For $t-x>0$ I can write:
\begin{equation}
y'(x)=-jk c_1 e^{-jk x}+jk c_2 e^{+jk x}-jk U(x)
\end{equation}
where
\begin{equation}
U(x)= \frac{j k}{2} \int_0^L\left(e^{-j k (x-t)} \right) \eta(t) y(t) dt
\end{equation}
Then
\begin{equation}
y'(x)=-jk \left( c_1 e^{-jk x}- c_2 e^{+jk x} + U(x) \right)
\end{equation}
While when $t-x<0$ I have:
\begin{equation}
y'(x)=-jk \left( c_1 e^{-jk x}- c_2 e^{+jk x}- K(x) \right)
\end{equation}
where
\begin{equation}
K(x)= \frac{j k}{2} \int_0^L\left(e^{j k (x-t)} \right) \eta(t) y(t) dt
\end{equation}
The boundary conditions in $x=0$ correspond to the case $t-x>0$, while the boundary conditions in $x=L$ correspond to the case $t-x<0$. For $x=0$ we have
\begin{align}
y(0)=c_1+c_2+U(0)\\
y'(0)=-jk(c_1-c_2+U(0))\\
\end{align}
So that $c_2=0$. By repeating the same computation in $x=L$ it is possible to determine that $c_1=e^{jkL}$. Then the solution is:
\begin{equation}
y(x)=e^{j k(L- x)}+\frac{j k}{2} \int_0^Le^{j k |x-t|} \eta(t) y(t) dt
\end{equation}
Now the case in figure B. This is where I'm not sure. According to the picture $e^{-jkx}$ is the forward propagating wave. The Green functions are for $x>L$:
\begin{equation}
\begin{cases}
y_1(x)=C_1 e^{-jkx}\\
y_1(L)=A'
\end{cases}
\end{equation}
While for $x<0$:
\begin{equation}
\begin{cases}
y_2(x)=c_2 e^{jkx}\\
y_2(0)=B'
\end{cases}
\end{equation}
Then
\begin{equation}
\begin{cases}
y_1(L)=c_1 e^{-jkL}=A' & \Rightarrow y_1(x)=A' e^{jk(L-x)}\\
y_2(0)=c_2=B' & \Rightarrow y_2(x)=B' e^{jkx}
\end{cases}
\end{equation}
The Wronskian is
\begin{equation}
W=
\begin{vmatrix}
A' e^{jk(L-x)} & B' e^{jkx}\\
-jk A' e^{jk(L-x)} & jk B' e^{jkx}\\
\end{vmatrix}
=2 jk A'B' e^{jkL}
\end{equation}
So that the Green function is
\begin{equation}
G(x,t)=
\begin{cases}
\frac{A' e^{jk(L-x)} B' e^{jkt}}{2 jk A'B' e^{jkL}}\\
\frac{A' e^{jk(L-t)} B' e^{jkx}}{2 jk A'B' e^{jkL}}\\
\end{cases}
\end{equation}
Which reduces to
\begin{equation}
G(x,t)=\frac{1}{2jk} e^{jk|t-x|}
\end{equation}
So that the solution of the differential equation for the case in figure B is
\begin{equation}
y(x)=c_1 e^{-j k x}+c_2 e^{j k x}+\frac{j k}{2} \int_0^Le^{j k |t-x|} \eta(t) y(t) dt
\end{equation}
 A: Case A and B cannot be directly compared. We have to distinguish the following cases:

*

*Propagation from Left To Right (LTR) when the field propagating in the positive z direction is given by $e^{-jkx}$. This is the Case B.

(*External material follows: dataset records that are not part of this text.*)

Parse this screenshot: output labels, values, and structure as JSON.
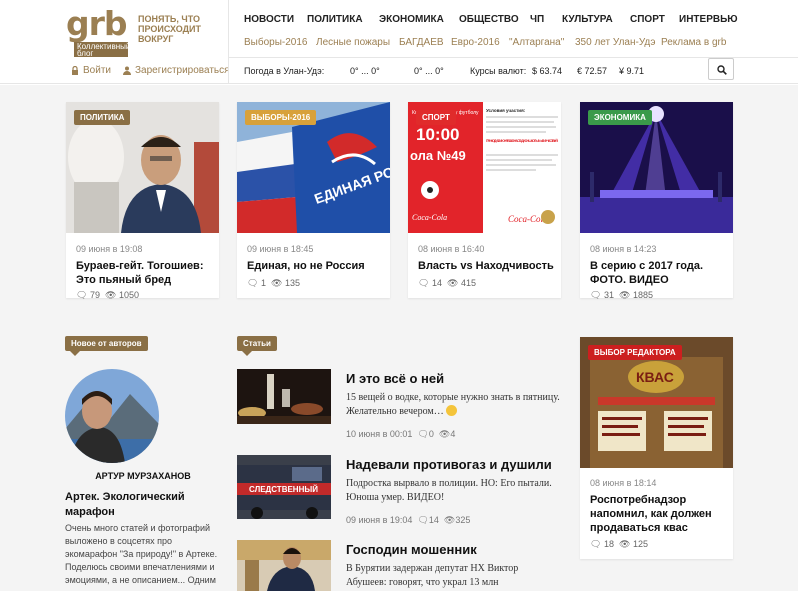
{
  "logo": {
    "word": "grb",
    "badge": "Коллективный блог",
    "tagline": "Понять, что происходит вокруг"
  },
  "auth": {
    "login": "Войти",
    "register": "Зарегистрироваться"
  },
  "nav": [
    "НОВОСТИ",
    "ПОЛИТИКА",
    "ЭКОНОМИКА",
    "ОБЩЕСТВО",
    "ЧП",
    "КУЛЬТУРА",
    "СПОРТ",
    "ИНТЕРВЬЮ"
  ],
  "subnav": [
    "Выборы-2016",
    "Лесные пожары",
    "БАГДАЕВ",
    "Евро-2016",
    "\"Алтаргана\"",
    "350 лет Улан-Удэ",
    "Реклама в grb"
  ],
  "info": {
    "weather_label": "Погода в Улан-Удэ:",
    "temp1": "0° ... 0°",
    "temp2": "0° ... 0°",
    "rates_label": "Курсы валют:",
    "usd": "$ 63.74",
    "eur": "€ 72.57",
    "cny": "¥ 9.71"
  },
  "colors": {
    "politics": "#8a6f45",
    "elections": "#d8a13a",
    "sport": "#e02b2b",
    "economy": "#3a9a4a",
    "editor": "#cc1f1f",
    "brand": "#9b7f52"
  },
  "cards": [
    {
      "tag": "ПОЛИТИКА",
      "date": "09 июня в 19:08",
      "title": "Бураев-гейт. Тогошиев: Это пьяный бред",
      "comments": "79",
      "views": "1050"
    },
    {
      "tag": "ВЫБОРЫ-2016",
      "date": "09 июня в 18:45",
      "title": "Единая, но не Россия",
      "comments": "1",
      "views": "135"
    },
    {
      "tag": "СПОРТ",
      "date": "08 июня в 16:40",
      "title": "Власть vs Находчивость",
      "comments": "14",
      "views": "415"
    },
    {
      "tag": "ЭКОНОМИКА",
      "date": "08 июня в 14:23",
      "title": "В серию с 2017 года. ФОТО. ВИДЕО",
      "comments": "31",
      "views": "1885"
    }
  ],
  "card_images": {
    "party_banner": "ЕДИНАЯ РОССИЯ",
    "poster_header": "Ко Всероссийскому футболу",
    "poster_time": "10:00",
    "poster_school": "ола №49",
    "poster_title": "Условия участия:",
    "poster_brand": "Coca-Cola",
    "poster_small": "ПРИХОДИ 12 ИЮНЯ В 10:00 НА СТАДИОН ШКОЛЫ №49 И УЧАСТВУЙ!"
  },
  "authors": {
    "label": "Новое от авторов",
    "name": "АРТУР МУРЗАХАНОВ",
    "title": "Артек. Экологический марафон",
    "text": "Очень много статей и фотографий выложено в соцсетях про экомарафон \"За природу!\" в Артеке. Поделюсь своими впечатлениями и эмоциями, а не описанием... Одним предложением много сказать, это"
  },
  "articles_label": "Статьи",
  "articles": [
    {
      "title": "И это всё о ней",
      "excerpt": "15 вещей о водке, которые нужно знать в пятницу. Желательно вечером…",
      "date": "10 июня в 00:01",
      "comments": "0",
      "views": "4"
    },
    {
      "title": "Надевали противогаз и душили",
      "excerpt": "Подростка вырвало в полиции. НО: Его пытали. Юноша умер. ВИДЕО!",
      "date": "09 июня в 19:04",
      "comments": "14",
      "views": "325"
    },
    {
      "title": "Господин мошенник",
      "excerpt": "В Бурятии задержан депутат НХ Виктор Абушеев: говорят, что украл 13 млн",
      "date": "",
      "comments": "",
      "views": ""
    }
  ],
  "article_image_text": {
    "van": "СЛЕДСТВЕННЫЙ"
  },
  "editor": {
    "label": "ВЫБОР РЕДАКТОРА",
    "kvas": "КВАС",
    "date": "08 июня в 18:14",
    "title": "Роспотребнадзор напомнил, как должен продаваться квас",
    "comments": "18",
    "views": "125"
  }
}
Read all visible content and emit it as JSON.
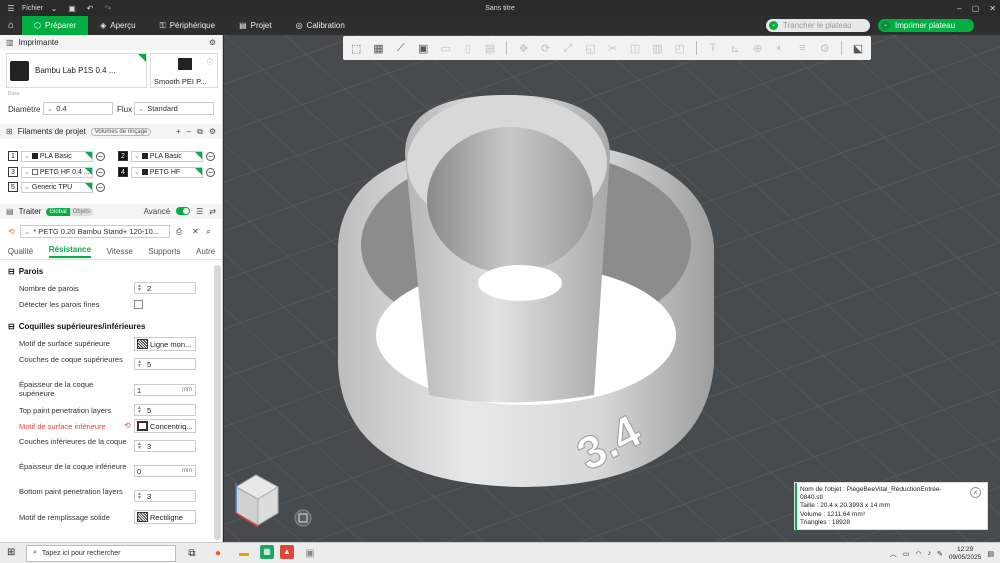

*Propagation from Left To Right (LTR) when the field propagating in the positive z direction is given by $e^{+jkx}$.

*Propagation from Right To Left (RTL) when the field propagating in the positive z direction is given by $e^{-jkx}$.

*Propagation from Right To Left (RTL) when the field propagating in the positive z direction is given by $e^{+jkx}$. This is the Case A.

As it is possible to see, to be consistent, we can only compare cases (1) and (3) or cases (2) and (4), i.e. we cannot mix the engineering and physic sign conventions. The engineering convention uses a minus sign for forward propagating waves, while the physic convention uses a positive sign. The sign convention has a direct implication on the wave vector ($k=\beta - j \alpha$ while applying the engineering sign convention, and $k=\beta + j \alpha$ while applying the physic sign convention), on the complex permittivity ($\epsilon=\epsilon' - j \epsilon''$ while applying the engineering sign convention, and $\epsilon=\epsilon' + j \epsilon''$ while applying the physic sign convention) as well as on the temporal and spatial Fourier transform.